As you can see, under range voting (RV) the third party candidates all would have done a lot better relative to Bush and Kerry than under either approval voting (AV) or the current plurality (plur) system. This illustrates the huge anti-third-party distortion that plurality voting usually causes.

[Warning: do not conclude from this that under RV or AV, Kerry would have beaten Bush in 2004. That is mostly an artifact of the fact these polls were of voters in New York State and Philadelphia PA suburbs, areas in which Kerry did beat Bush – and did so comparably to our AV and RV poll results. Bush won nationwide, as you can see from the "Plur" column. It is legitimate to conclude RV will cause third parties to get a lot more support, since in NY state and Philadelphia the third party plur voters were very rare. The "Total3rd" row is just the sum of Nader, Badnarik, Cobb, Peroutka, and Calero results – which is admittedly somewhat meaningless – but anyhow as you can see it actually would have exceeded Bush's total under range voting. Please see the full paper if you want, e.g, statistical error bars, which are omitted here for simplicity.]

[Warning: the data on Socialist Worker's Party candidate Calero is included with some trepidation because there was not much data on him. But as you can see what there was of it also suggested that he would have gotten lots more range votes than under either AV or plurality.]

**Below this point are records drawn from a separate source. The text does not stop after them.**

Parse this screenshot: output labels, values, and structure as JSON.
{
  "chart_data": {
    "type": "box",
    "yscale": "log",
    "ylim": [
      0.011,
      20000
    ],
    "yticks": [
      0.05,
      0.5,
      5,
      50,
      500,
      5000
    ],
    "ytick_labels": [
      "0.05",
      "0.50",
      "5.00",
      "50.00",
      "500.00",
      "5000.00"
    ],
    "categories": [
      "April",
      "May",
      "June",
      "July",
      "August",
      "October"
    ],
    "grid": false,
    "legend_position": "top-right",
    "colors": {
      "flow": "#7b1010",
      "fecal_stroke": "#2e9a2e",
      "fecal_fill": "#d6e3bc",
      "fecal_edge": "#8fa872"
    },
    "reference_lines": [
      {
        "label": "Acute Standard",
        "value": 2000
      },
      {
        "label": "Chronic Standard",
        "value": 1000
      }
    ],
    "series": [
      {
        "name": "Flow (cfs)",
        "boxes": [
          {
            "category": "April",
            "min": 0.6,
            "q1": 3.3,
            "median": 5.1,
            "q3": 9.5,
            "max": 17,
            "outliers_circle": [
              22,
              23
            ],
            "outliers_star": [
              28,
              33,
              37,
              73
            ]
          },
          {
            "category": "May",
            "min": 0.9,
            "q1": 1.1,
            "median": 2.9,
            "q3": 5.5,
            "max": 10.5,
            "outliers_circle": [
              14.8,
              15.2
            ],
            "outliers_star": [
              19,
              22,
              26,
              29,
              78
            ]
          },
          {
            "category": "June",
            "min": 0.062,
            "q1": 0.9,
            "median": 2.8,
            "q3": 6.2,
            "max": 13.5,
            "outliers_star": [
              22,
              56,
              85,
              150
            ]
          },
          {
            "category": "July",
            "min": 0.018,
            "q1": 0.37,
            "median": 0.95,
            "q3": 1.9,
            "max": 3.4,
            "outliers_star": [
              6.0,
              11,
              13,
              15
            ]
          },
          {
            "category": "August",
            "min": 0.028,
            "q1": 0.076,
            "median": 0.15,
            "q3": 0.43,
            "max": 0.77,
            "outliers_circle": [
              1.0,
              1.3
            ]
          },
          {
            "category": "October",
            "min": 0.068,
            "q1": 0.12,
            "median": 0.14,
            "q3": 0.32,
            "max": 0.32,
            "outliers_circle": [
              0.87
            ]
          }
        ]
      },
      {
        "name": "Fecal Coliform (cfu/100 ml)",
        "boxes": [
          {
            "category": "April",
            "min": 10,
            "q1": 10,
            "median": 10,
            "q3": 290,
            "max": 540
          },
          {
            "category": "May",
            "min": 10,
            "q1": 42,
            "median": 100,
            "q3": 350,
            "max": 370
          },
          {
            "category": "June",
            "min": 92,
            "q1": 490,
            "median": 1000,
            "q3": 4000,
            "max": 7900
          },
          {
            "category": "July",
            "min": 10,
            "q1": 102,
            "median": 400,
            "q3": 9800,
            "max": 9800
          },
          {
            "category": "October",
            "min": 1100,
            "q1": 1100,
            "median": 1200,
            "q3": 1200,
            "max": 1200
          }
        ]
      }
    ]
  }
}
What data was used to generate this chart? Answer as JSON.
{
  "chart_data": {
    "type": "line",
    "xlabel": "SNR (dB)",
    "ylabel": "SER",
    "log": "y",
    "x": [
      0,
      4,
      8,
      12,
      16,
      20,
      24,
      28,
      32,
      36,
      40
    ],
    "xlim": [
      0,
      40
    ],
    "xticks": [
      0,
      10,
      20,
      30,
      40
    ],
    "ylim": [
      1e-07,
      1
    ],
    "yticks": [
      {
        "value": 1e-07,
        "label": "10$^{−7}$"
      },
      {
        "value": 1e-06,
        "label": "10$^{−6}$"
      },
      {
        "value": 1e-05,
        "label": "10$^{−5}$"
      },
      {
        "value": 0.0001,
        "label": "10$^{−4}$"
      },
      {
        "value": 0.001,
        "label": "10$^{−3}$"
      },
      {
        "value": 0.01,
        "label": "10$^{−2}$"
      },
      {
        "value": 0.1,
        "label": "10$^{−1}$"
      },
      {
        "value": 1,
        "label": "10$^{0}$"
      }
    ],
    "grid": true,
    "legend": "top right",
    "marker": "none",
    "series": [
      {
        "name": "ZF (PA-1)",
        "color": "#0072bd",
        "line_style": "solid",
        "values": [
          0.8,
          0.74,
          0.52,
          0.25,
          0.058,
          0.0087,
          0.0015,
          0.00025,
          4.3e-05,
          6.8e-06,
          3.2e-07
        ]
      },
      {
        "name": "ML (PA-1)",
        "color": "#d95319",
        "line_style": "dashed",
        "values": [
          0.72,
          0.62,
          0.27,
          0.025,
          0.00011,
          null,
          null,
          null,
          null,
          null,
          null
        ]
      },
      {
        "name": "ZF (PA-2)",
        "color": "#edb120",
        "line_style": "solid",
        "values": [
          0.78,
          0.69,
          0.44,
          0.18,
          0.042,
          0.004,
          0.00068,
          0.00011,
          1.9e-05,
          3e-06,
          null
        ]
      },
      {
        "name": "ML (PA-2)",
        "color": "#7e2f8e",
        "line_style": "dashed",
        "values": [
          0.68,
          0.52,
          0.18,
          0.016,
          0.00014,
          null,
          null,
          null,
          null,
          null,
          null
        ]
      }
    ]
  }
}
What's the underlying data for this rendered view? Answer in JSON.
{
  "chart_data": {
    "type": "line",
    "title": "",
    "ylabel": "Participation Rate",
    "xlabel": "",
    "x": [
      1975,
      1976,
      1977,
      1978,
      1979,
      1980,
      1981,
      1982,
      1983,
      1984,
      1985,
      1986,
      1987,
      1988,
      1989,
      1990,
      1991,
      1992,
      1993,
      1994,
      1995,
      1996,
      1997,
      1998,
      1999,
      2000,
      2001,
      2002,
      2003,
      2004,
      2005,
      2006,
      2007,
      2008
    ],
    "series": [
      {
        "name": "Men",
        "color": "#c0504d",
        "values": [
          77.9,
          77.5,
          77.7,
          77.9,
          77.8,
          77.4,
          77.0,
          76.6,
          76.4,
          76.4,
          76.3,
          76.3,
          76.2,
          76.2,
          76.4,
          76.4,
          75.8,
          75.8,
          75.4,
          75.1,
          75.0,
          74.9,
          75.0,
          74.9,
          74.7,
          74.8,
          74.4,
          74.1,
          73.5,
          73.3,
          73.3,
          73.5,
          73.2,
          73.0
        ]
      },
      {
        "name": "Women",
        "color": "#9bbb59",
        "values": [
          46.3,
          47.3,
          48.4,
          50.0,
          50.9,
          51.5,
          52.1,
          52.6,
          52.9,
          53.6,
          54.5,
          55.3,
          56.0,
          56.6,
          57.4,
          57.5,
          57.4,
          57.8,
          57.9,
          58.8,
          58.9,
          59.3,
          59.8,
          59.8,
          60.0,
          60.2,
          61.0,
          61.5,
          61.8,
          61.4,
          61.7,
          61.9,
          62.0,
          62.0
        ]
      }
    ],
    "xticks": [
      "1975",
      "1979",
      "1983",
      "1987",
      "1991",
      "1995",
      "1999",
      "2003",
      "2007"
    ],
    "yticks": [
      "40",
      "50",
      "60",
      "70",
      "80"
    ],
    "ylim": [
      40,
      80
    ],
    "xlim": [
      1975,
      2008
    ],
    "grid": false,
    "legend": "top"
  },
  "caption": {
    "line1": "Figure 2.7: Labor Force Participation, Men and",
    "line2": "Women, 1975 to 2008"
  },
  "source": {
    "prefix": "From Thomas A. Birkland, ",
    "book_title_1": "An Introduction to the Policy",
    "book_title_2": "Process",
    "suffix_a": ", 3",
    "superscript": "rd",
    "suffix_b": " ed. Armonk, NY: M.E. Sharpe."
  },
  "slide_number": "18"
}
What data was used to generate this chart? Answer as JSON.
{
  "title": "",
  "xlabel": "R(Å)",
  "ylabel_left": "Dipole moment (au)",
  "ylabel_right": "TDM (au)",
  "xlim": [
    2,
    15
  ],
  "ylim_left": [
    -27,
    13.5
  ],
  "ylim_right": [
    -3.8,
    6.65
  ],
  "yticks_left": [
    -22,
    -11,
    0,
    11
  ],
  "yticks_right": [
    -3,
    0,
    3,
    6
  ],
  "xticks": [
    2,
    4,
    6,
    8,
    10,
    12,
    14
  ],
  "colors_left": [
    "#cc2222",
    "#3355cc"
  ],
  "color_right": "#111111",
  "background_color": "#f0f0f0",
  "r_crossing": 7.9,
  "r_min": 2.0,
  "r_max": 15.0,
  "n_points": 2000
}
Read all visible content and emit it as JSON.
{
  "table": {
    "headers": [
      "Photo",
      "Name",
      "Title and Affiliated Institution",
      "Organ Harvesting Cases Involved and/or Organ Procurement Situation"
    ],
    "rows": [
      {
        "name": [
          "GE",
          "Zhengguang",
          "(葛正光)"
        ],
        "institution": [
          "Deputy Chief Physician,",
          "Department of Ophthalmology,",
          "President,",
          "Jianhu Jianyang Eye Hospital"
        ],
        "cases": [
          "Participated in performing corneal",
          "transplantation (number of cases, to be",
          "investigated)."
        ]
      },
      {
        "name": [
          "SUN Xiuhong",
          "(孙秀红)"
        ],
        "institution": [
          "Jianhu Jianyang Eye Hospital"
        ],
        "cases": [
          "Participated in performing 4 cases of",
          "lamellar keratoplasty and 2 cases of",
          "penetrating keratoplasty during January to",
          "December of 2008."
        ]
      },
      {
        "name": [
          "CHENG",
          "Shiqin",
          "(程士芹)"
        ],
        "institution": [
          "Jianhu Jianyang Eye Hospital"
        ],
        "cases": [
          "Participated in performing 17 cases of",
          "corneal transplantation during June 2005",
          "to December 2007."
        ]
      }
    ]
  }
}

(Worried about the nonlinearity bogeyman?)

Want more data?

Check out the French Approval-Voting and French Range-Voting studies. And our range-voting polls collection for key historical elections.

Want still more data?

Also, you may be interested in the following. In the 1992 US Presidential Election, according to an analysis of National Election Study data by Steven J. Brams and Samuel Merrill III [Politics and Political Science 27,1 (March 1994) 39-44], the vote totals again would have been tremendously altered with approval voting (although the finish order would not have changed) again illustrating the tremendous distortionary penalty faced by third-party candidates under the plurality system.

1992 results:
Candidate Plur AV
Clinton(Dem) 43.0 55
Bush(Rep) 37.4 49
Perot 18.9 42

And in the 1980 US Presidential Election, according to the analysis based on many polls in chapter 9 of Brams & Fishburn's book, Anderson probably actually would have come in second behind Reagan but ahead of Carter, under approval voting, whereas under plurality voting he was far in third place with under 7% of the votes. Again this illustrates the tremendous distortionary penalty faced by third-party candidates under the plurality system.